Ask anyone who eats plant-based about the number one question they get. Chances are they will roll their eyes and say, “Where do you get your protein?”
As a plant-based eater, here is the short answer: Everywhere!
High-quality protein without any saturated fat is available in many foods. The belief that a person needs to eat meat to be strong is rapidly changing, thanks to documentaries such as “The Game Changers” and professional athletes like Venus Williams and Olympic medalist Carl Lewis.
While there are meat and dairy substitutes available at grocery stores and fast-food restaurants, I recommend cooking with whole, plant-based foods. For a general rule of thumb, listen to Michael Pollan:
“Don’t eat anything your great-grandmother would not recognize as food.”
Soy Leghemoglobin? Carrageenan? Methylcellulose? I’ll take a pass.
Some of the highest protein amounts are in foods I consider to be the basics – beans and whole grains
Think internationally; here, you have the start of many protein-rich combinations.
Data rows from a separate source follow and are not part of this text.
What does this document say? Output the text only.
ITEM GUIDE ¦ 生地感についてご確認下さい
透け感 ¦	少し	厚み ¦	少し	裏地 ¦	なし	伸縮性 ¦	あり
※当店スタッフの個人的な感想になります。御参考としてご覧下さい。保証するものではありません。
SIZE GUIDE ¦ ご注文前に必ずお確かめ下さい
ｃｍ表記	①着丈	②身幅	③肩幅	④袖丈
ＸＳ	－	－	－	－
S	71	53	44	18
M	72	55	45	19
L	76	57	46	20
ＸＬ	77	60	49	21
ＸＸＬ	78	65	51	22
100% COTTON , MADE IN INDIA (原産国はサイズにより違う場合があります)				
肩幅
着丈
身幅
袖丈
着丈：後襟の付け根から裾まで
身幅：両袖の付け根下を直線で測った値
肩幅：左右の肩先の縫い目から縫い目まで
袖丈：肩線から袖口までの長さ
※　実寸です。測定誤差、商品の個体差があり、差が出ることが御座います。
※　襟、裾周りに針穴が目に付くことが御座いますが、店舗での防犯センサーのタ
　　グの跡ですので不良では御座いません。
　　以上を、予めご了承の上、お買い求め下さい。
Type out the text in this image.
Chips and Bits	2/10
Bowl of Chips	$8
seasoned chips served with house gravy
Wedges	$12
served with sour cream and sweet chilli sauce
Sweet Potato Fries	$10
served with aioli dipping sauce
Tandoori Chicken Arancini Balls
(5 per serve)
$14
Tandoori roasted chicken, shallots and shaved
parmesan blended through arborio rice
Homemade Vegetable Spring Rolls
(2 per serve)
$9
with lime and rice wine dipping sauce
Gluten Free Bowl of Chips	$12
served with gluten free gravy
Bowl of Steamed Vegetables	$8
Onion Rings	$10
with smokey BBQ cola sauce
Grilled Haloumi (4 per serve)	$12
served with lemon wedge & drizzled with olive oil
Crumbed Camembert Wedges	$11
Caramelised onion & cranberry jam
Chickpeas for Chana Masala, black beans for Gallo Pinto, kidney beans for chili. Serve over brown rice, quinoa, or whole-grain pasta. Vegetables and even fruit contain protein! To round out the list, nuts and seeds are also a great source - best used sparingly due to their fat content.
Here are some great protein sources:
Beans – lentils, split peas, lima beans, cannellini beans
Whole Grains – quinoa, gluten-free oats, spelt
Vegetables – brussels sprouts, corn, potatoes, broccoli, spinach, mushrooms, asparagus
Fruits – avocado, blueberries, apricots
Nuts – almonds, cashews, walnuts
Seeds – pumpkin, sunflower, flax
You don’t need to spend a lot of time cooking.
Breakfast can be organic almond butter on whole-grain toast with a banana, or oatmeal with fruit and almond milk.
Lunch and dinner options include a stir-fry with vegetables over brown rice; whole-grain pasta with jarred sauce and a salad with beans and veggies; black beans over quinoa with sautéed peppers and onion on a flour tortilla.
I’ve found that using your old familiar recipes and just swapping out the meat with one of the above protein sources is quite satisfying!
Chili is just as delicious without meat if you add additional beans! My husband grew up eating his mother’s sloppy joe recipe, but when I subbed lentils for the ground beef and kept the sauce, he said it was excellent. It had the flavor he remembered - it was just as yummy. Of course, her recipe included oil and salt, which I’ve eliminated with no detected difference.
Below is the recipe:
Lentil Sloppy Joe BBQ Sauce
1 cup brown or green lentils
2/3 cup low sodium ketchup
1 small green pepper, chopped small 3 TB Worcestershire sauce (vegan)
1 small onion, chopped small ½ tsp chili powder
2 stalks celery, chopped small ½ cup water
Cook lentils according to package directions. In a large skillet with a small amount of water, cook vegetables until soft, adding more water if they start to stick – 1 Tb at a time. Mix all BBQ sauce ingredients together. When lentils are done and vegetables are soft, mix together in the skillet with the sauce. Cook until thickened, as you like it. Serve on whole-wheat buns, over baked potatoes, or whatever you enjoy.